Question

A skier plans to ski a smoothly fixed hemisphere of the radius $R$. He starts from rest from a curved smooth surface of height $\dfrac{R}{4}$. The angle $\theta$ at which he leaves the hemisphere is:

$\left( A \right){\cos ^{ - 1}}\left( {\dfrac{2}{3}} \right)$
$\left( B \right){\cos ^{ - 1}}\left( {\dfrac{5}{{\sqrt 3 }}} \right)$
$\left( C \right){\cos ^{ - 1}}\left( {\dfrac{5}{6}} \right)$
$\left( D \right){\cos ^{ - 1}}\left( {\dfrac{5}{{2\sqrt 3 }}} \right)$

Answer 1

Here the skier skies in a hemisphere radius are given. Its height from the smooth surface is given.
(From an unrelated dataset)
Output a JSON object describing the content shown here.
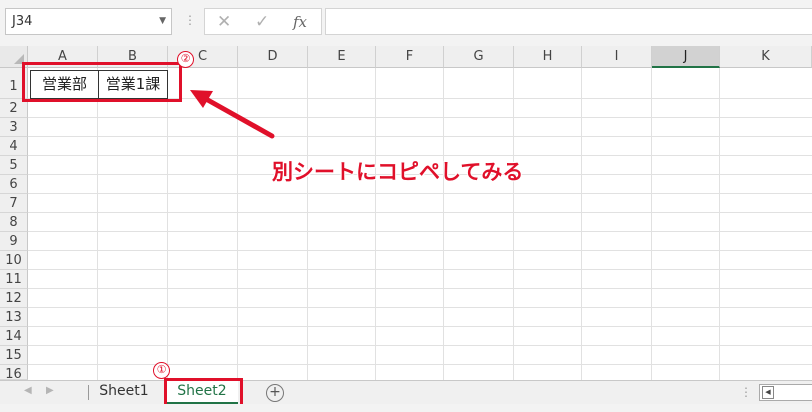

At an angle, $\theta$ the skier leaves the hemisphere. Now using the given data draw a free body diagram. The force on a body is a centripetal force because the body undergoes circular motion. Equate the vertical and horizontal component of force with centripetal force and apply it to the work-energy theorem equation.

Formula used:
$F = \dfrac{{m{v^2}}}{R}$
Where $F$ s the centripetal force, $v$ is the velocity, $R$ is the radius of the hemisphere.
${\left( {KE} \right)_f} - {\left( {KE} \right)_i} = work$
Where ${\left( {KE} \right)_f},{\left( {KE} \right)_i}$ are the final and initial kinetic energy respectively

Complete step by step answer:
Free body diagrams will consist of a simplified version of the body. straight arrows are used for the force to point the direction they act on the body. The Moments are shown as curved arrows pointing in the direction they act on the body and they have a coordinate system.
The number of forces in a free body diagram depends on the problem and the assumptions made, common assumptions are neglecting air resistance and friction and assuming rigid bodies. All forces must balance to zero.
A force that makes a body move in a curved path is called centripetal force.
The vertical height is $\dfrac{R}{4} + R\left( {1 - \cos \theta } \right)$
Free body diagram is given below

$mg\cos \theta - N = \dfrac{{m{v^2}}}{R}$
At the time when the skier leaves the hemisphere, the value of $N = 0$
$\Rightarrow g\cos \theta = \dfrac{{{v^2}}}{R}$
$\Rightarrow {\left( {KE} \right)_f} - {\left( {KE} \right)_i} = mg\left[ {\dfrac{R}{4} + R\left( {1 - \cos \theta } \right)} \right]$
$\Rightarrow \dfrac{1}{2}m{v^2} = mg\left[ {\dfrac{R}{4} + R\left( {1 - \cos \theta } \right)} \right]$
$\Rightarrow \dfrac{1}{2}m{v^2} = mg\left[ {\dfrac{R}{4} + R\left( {1 - \cos \theta } \right)} \right]$
$\Rightarrow \dfrac{3}{2}\cos \theta = \dfrac{5}{4}$
$\Rightarrow \cos \theta = \dfrac{5}{6}$

Hence option $\left( C \right)$ is the right option.

Note: If the body is moving then resultant forces and moments can be non-zero. A force that makes a body move in a curved path is called centripetal force. Centripetal force is directed towards the center and it acts on a body executing circular motion. In the Free body, diagram force is shown as straight-arrow pointing at the direction where force at.